DANCE CO: Still Reeling Them In

The club’s members like their coaches’ latitude when it comes to the various genres and their passion. Jack Graves

There were precious few bright spots during this fall’s football season, though the East Hampton High School Dance Company’s version of the can-can at the homecoming game certainly was one of them.
    Overseen by three coaches, Lea Bryant, Anita Finder, and Tracee Van Brunt, the high school company numbers about 30 and the middle school company, where Van Brunt and Andrea Hernandez are the instructors, more than 40.
    The dance gamut was pretty much covered by the three coaches, Van Brunt said during a conversation this week. “I’ve done a little bit of everything, Lea has a strong ballroom background, and Anita was a ballet dancer.”
    Van Brunt said she had danced competitively when growing up in Sayville, and presided over a dance company when she was a student at the University of North Carolina at Wilmington. She wished, she said, that Sayville High had offered such a program when she was there. “Not that many high schools have dance clubs,” she said. “At East Hampton the kids don’t have to pay for studio dance lessons, which is a good thing.”
    The club was founded in 2002 by Haleigh Beyer, who asked for and received the then athletic director Chris Tracey’s okay. Forty-seven turned out that first year, testimony to the fact that the need was there.
    Mary Marrangoni, who was the club’s first coach, said at the time that “a lot of girls who otherwise wouldn’t be involved in a team had been looking for this.”
    But aside from the winter, during which the final touches are put to an ambitious end-of-March hour-and-a-half long recital, the company’s coaches are amenable to their charges playing on the school’s various teams as well.

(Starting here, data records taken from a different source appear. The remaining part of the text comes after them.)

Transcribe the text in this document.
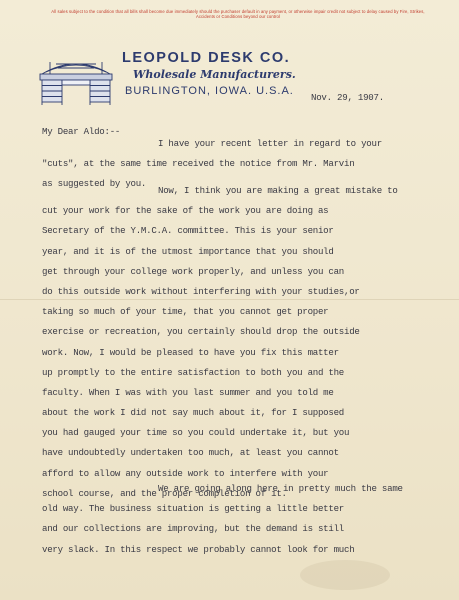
All sales subject to the condition that all bills shall become due immediately should the purchaser default in any payment, or otherwise impair credit not subject to delay caused by Fire, Strikes, Accidents or Conditions beyond our control
LEOPOLD DESK CO.
Wholesale Manufacturers.
BURLINGTON, IOWA. U.S.A.
Nov. 29, 1907.
My Dear Aldo:--
I have your recent letter in regard to your
"cuts", at the same time received the notice from Mr. Marvin
as suggested by you.
Now, I think you are making a great mistake to
cut your work for the sake of the work you are doing as
Secretary of the Y.M.C.A. committee. This is your senior
year, and it is of the utmost importance that you should
get through your college work properly, and unless you can
do this outside work without interfering with your studies,or
taking so much of your time, that you cannot get proper
exercise or recreation, you certainly should drop the outside
work. Now, I would be pleased to have you fix this matter
up promptly to the entire satisfaction to both you and the
faculty. When I was with you last summer and you told me
about the work I did not say much about it, for I supposed
you had gauged your time so you could undertake it, but you
have undoubtedly undertaken too much, at least you cannot
afford to allow any outside work to interfere with your
school course, and the proper completion of it.
We are going along here in pretty much the same
old way. The business situation is getting a little better
and our collections are improving, but the demand is still
very slack. In this respect we probably cannot look for much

    A recent attendee at one of the club’s practices, during which arduous Pilates exercises were mixed in with variegated dance forms, can attest that these girls are indeed athletes, an assessment with which Van Brunt, who teaches dance at the Dancehampton Studio on Lumber Lane here, and who is soon to oversee a dance company in New York City, heartily agreed.
    Among those who were at the aforementioned practice, Kelly Boles said she played field hockey, Dana Chittavong said she played soccer, volleyball, and ran track, Addie Herrlin said she rode horses, Jessica Alvarracin said she played soccer, and Aoife Forde said she was a runner. Kate Havlicek, Leidy Narvaez, and Laini Wright described themselves as full-time dancers.
    “This year, for the first time ever, we’re going to take the ones who’ve been with us the longest to a regional competition in May,” Van Brunt continued, adding that although the club is not now formally part of the school’s athletic program, “the athletic director [Joe Vas] is working to get us under its wing.”
    Before a recent merengue and barn dance performance during the school’s health fair, Wright, a senior in her third year with the club, who plans to do volunteer work in India next year, said she liked the coaches’ latitude when it came to the various dance genres — last April’s recital included ballet, jazz, swing, lyrical, pop, modern, African, Latin American, and hip-hop pieces — and their “passion.”
    Under Bryant, Finder, and Van Brunt’s tutelage, “I’m improving — absolutely,” Wright said, adding that “the older girls help the younger ones.”
    Havlicek, who has studied for a decade and who, with Rebecca King, choreographed two pieces performed in last spring’s recital, said that in addition to the thrice-a-week workouts at the high school, she took private classes two afternoons a week at Dancehampton and was eyeing performing arts schools. “We have girls who’ve never danced before and some who look as if they’ve danced their whole lives . . . everyone’s improved so much.”
    “We’ve been taking trips too,” said Van Brunt. “We went to see the Alvin Ailey troupe in the city last year and we went to the Broadway Dance Center studio where the kids took some classes with professionals. This winter, we’re going to bring the middle school group to the Broadway Dance Center.”
    The coming recital — “we’re having it at the end of March because we don’t want it to cut into spring sports” — would, she said, “give the spectators a taste of everything, but, on the other hand, we don’t want them running out the door!”